Aiken then went on to say how Kendall was raised in a house with two lawyers. Let your parents help you. SHE REALLY ADMIRED THE FACT THAT TWO PROFS CAME TO TESTIFY ON KENDALL'S BEHALF. IN THE REAL WORLD, TEACHERS ARE THE REAL HEROES.

The door is open for you, unlike many people in this courtroom for which the door will never be open.

She then went into the complex calculations and numbers juggling that they do to determine sentencing (which she says she does each day right before imposing the sentence), intermixed with comments. The communique sent a devastating message. She could impose a sentence of 78 to 97 months. Kendall is lucky. Next time crimes like this come before her court, the sentences will be much stiffer. Of course it makes a difference if the action was aimed at the government. We need to respect the government and its laws. But she does NOT want to send the message that "you can't torch the gov., but it is okay to torch industry."

The gov. then asked for 4 levels of downward departure for substantial assistance, 51 months.

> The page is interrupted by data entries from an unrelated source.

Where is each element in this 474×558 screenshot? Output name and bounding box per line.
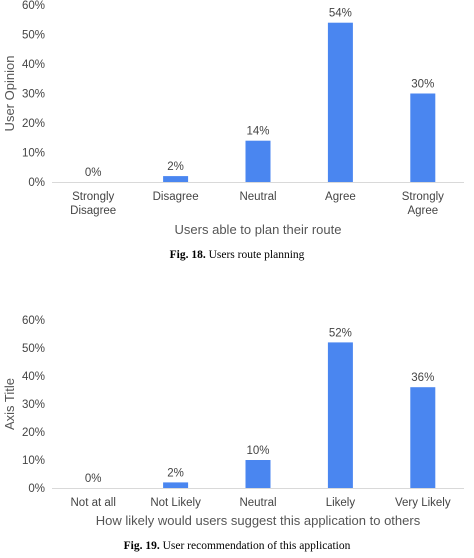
fig19-chart: 0% 10% 20% 30% 40% 50% 60% 0% Not at all 2% Not Li… <box>2 315 464 552</box>
y-tick-label: 0% <box>28 177 45 189</box>
bar <box>163 482 189 488</box>
category-label: Strongly <box>72 191 114 203</box>
fig18-chart: 0% 10% 20% 30% 40% 50% 60% 0% Strongly Disagree 2%… <box>2 0 464 261</box>
category-label: Neutral <box>239 497 276 509</box>
figure-caption: Fig. 19. User recommendation of this app… <box>124 540 351 552</box>
category-label: Neutral <box>239 191 276 203</box>
y-axis-title: Axis Title <box>2 378 17 430</box>
figure-caption: Fig. 18. Users route planning <box>170 249 305 261</box>
y-tick-label: 50% <box>22 343 45 355</box>
y-tick-label: 60% <box>22 315 45 327</box>
y-tick-label: 30% <box>22 399 45 411</box>
figure-caption-text: User recommendation of this application <box>160 540 351 552</box>
category-label: Strongly <box>402 191 444 203</box>
category-label: Agree <box>407 205 438 217</box>
bar <box>327 22 353 183</box>
figure-caption-text: Users route planning <box>206 249 305 261</box>
y-tick-label: 0% <box>28 483 45 495</box>
bar <box>410 93 436 182</box>
y-tick-label: 10% <box>22 455 45 467</box>
data-label: 0% <box>85 167 102 179</box>
bar <box>245 140 271 182</box>
category-label: Disagree <box>70 205 116 217</box>
category-label: Not at all <box>71 497 116 509</box>
bar <box>245 460 271 488</box>
y-tick-label: 20% <box>22 118 45 130</box>
category-label: Not Likely <box>150 497 201 509</box>
category-label: Disagree <box>153 191 199 203</box>
y-tick-label: 20% <box>22 427 45 439</box>
y-tick-label: 40% <box>22 371 45 383</box>
category-label: Agree <box>325 191 356 203</box>
data-label: 36% <box>411 372 434 384</box>
data-label: 52% <box>329 327 352 339</box>
y-tick-label: 30% <box>22 89 45 101</box>
bar <box>327 342 353 488</box>
category-label: Likely <box>326 497 356 509</box>
y-tick-label: 10% <box>22 148 45 160</box>
category-label: Very Likely <box>395 497 451 509</box>
x-axis-title: Users able to plan their route <box>175 222 342 237</box>
figure-caption-number: Fig. 19. <box>124 540 160 552</box>
y-axis-title: User Opinion <box>2 56 17 132</box>
data-label: 10% <box>246 445 269 457</box>
figure-caption-number: Fig. 18. <box>170 249 206 261</box>
data-label: 14% <box>246 126 269 138</box>
data-label: 2% <box>167 161 184 173</box>
bar <box>163 176 189 182</box>
data-label: 2% <box>167 467 184 479</box>
y-tick-label: 40% <box>22 59 45 71</box>
x-axis-title: How likely would users suggest this appl… <box>96 513 421 528</box>
bar <box>410 387 436 488</box>
y-tick-label: 50% <box>22 30 45 42</box>
y-tick-label: 60% <box>22 0 45 12</box>
data-label: 54% <box>329 8 352 20</box>
data-label: 30% <box>411 79 434 91</box>
data-label: 0% <box>85 473 102 485</box>
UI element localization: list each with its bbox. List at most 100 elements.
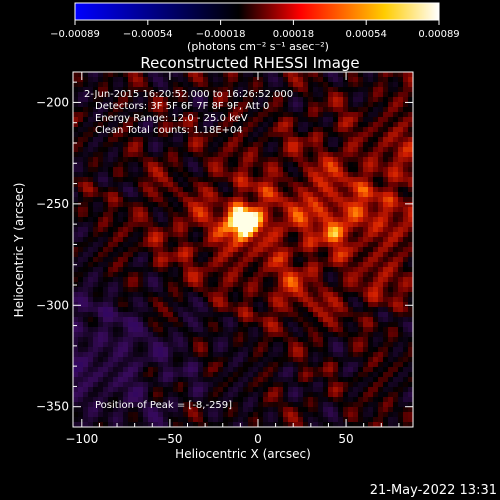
heatmap-cell — [103, 367, 108, 372]
heatmap-cell — [333, 72, 338, 77]
heatmap-cell — [328, 272, 333, 277]
heatmap-cell — [273, 302, 278, 307]
heatmap-cell — [243, 92, 248, 97]
heatmap-cell — [138, 172, 143, 177]
heatmap-cell — [178, 377, 183, 382]
heatmap-cell — [78, 102, 83, 107]
heatmap-cell — [108, 247, 113, 252]
heatmap-cell — [73, 112, 78, 117]
heatmap-cell — [388, 412, 393, 417]
heatmap-cell — [203, 372, 208, 377]
heatmap-cell — [178, 197, 183, 202]
heatmap-cell — [108, 97, 113, 102]
heatmap-cell — [273, 382, 278, 387]
heatmap-cell — [283, 212, 288, 217]
heatmap-cell — [328, 177, 333, 182]
heatmap-cell — [113, 322, 118, 327]
heatmap-cell — [123, 342, 128, 347]
heatmap-cell — [323, 142, 328, 147]
heatmap-cell — [403, 122, 408, 127]
heatmap-cell — [263, 232, 268, 237]
heatmap-cell — [143, 207, 148, 212]
heatmap-cell — [258, 157, 263, 162]
heatmap-cell — [313, 237, 318, 242]
heatmap-cell — [188, 417, 193, 422]
heatmap-cell — [363, 247, 368, 252]
heatmap-cell — [233, 237, 238, 242]
heatmap-cell — [303, 417, 308, 422]
heatmap-cell — [248, 152, 253, 157]
heatmap-cell — [218, 212, 223, 217]
heatmap-cell — [313, 387, 318, 392]
heatmap-cell — [308, 217, 313, 222]
heatmap-cell — [408, 72, 413, 77]
heatmap-cell — [403, 147, 408, 152]
heatmap-cell — [218, 352, 223, 357]
heatmap-cell — [373, 82, 378, 87]
heatmap-cell — [278, 377, 283, 382]
heatmap-cell — [403, 182, 408, 187]
heatmap-cell — [83, 127, 88, 132]
heatmap-cell — [318, 327, 323, 332]
heatmap-cell — [378, 322, 383, 327]
heatmap-cell — [253, 107, 258, 112]
heatmap-cell — [248, 182, 253, 187]
heatmap-cell — [238, 72, 243, 77]
heatmap-cell — [78, 342, 83, 347]
heatmap-cell — [368, 97, 373, 102]
heatmap-cell — [88, 277, 93, 282]
heatmap-cell — [353, 187, 358, 192]
heatmap-cell — [203, 342, 208, 347]
heatmap-cell — [383, 287, 388, 292]
heatmap-cell — [268, 362, 273, 367]
heatmap-cell — [143, 267, 148, 272]
heatmap-cell — [348, 342, 353, 347]
heatmap-cell — [248, 347, 253, 352]
heatmap-cell — [283, 327, 288, 332]
heatmap-cell — [318, 417, 323, 422]
heatmap-cell — [253, 287, 258, 292]
heatmap-cell — [248, 172, 253, 177]
heatmap-cell — [73, 147, 78, 152]
heatmap-cell — [208, 162, 213, 167]
heatmap-cell — [88, 262, 93, 267]
heatmap-cell — [183, 357, 188, 362]
heatmap-cell — [283, 87, 288, 92]
heatmap-cell — [198, 227, 203, 232]
heatmap-cell — [203, 352, 208, 357]
heatmap-cell — [93, 87, 98, 92]
heatmap-cell — [113, 217, 118, 222]
heatmap-cell — [353, 337, 358, 342]
heatmap-cell — [93, 362, 98, 367]
heatmap-cell — [243, 342, 248, 347]
heatmap-cell — [173, 167, 178, 172]
heatmap-cell — [298, 397, 303, 402]
heatmap-cell — [203, 132, 208, 137]
heatmap-cell — [273, 142, 278, 147]
heatmap-cell — [208, 177, 213, 182]
heatmap-cell — [203, 157, 208, 162]
heatmap-cell — [273, 132, 278, 137]
heatmap-cell — [378, 92, 383, 97]
heatmap-cell — [108, 267, 113, 272]
heatmap-cell — [223, 142, 228, 147]
heatmap-cell — [98, 92, 103, 97]
heatmap-cell — [368, 392, 373, 397]
heatmap-cell — [313, 317, 318, 322]
heatmap-cell — [208, 257, 213, 262]
heatmap-cell — [93, 137, 98, 142]
heatmap-cell — [243, 382, 248, 387]
heatmap-cell — [323, 377, 328, 382]
heatmap-cell — [198, 152, 203, 157]
heatmap-cell — [248, 262, 253, 267]
heatmap-cell — [358, 372, 363, 377]
heatmap-cell — [398, 342, 403, 347]
heatmap-cell — [378, 227, 383, 232]
heatmap-cell — [398, 392, 403, 397]
heatmap-cell — [178, 297, 183, 302]
heatmap-cell — [388, 167, 393, 172]
heatmap-cell — [378, 137, 383, 142]
heatmap-cell — [158, 117, 163, 122]
heatmap-cell — [238, 252, 243, 257]
heatmap-cell — [188, 177, 193, 182]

Aiken again: There has been tremendous lawyering on both sides, everyone brought their A game. But as a judge, I know better. She recognizes people who step up and do the right thing. They will be rewarded. She acknowledged Kendall's extraordinary cooperation. Stan needed to talk, but she is not saying that everyone should talk w/o an attorney. Kendall gave extraordinary cooperation. She did take herself out of the group.

And for that she was rewarded with 46 months in jail (at this point, Kendall's mom starts crying loudly), plus full restitution and 3 years supervised probation.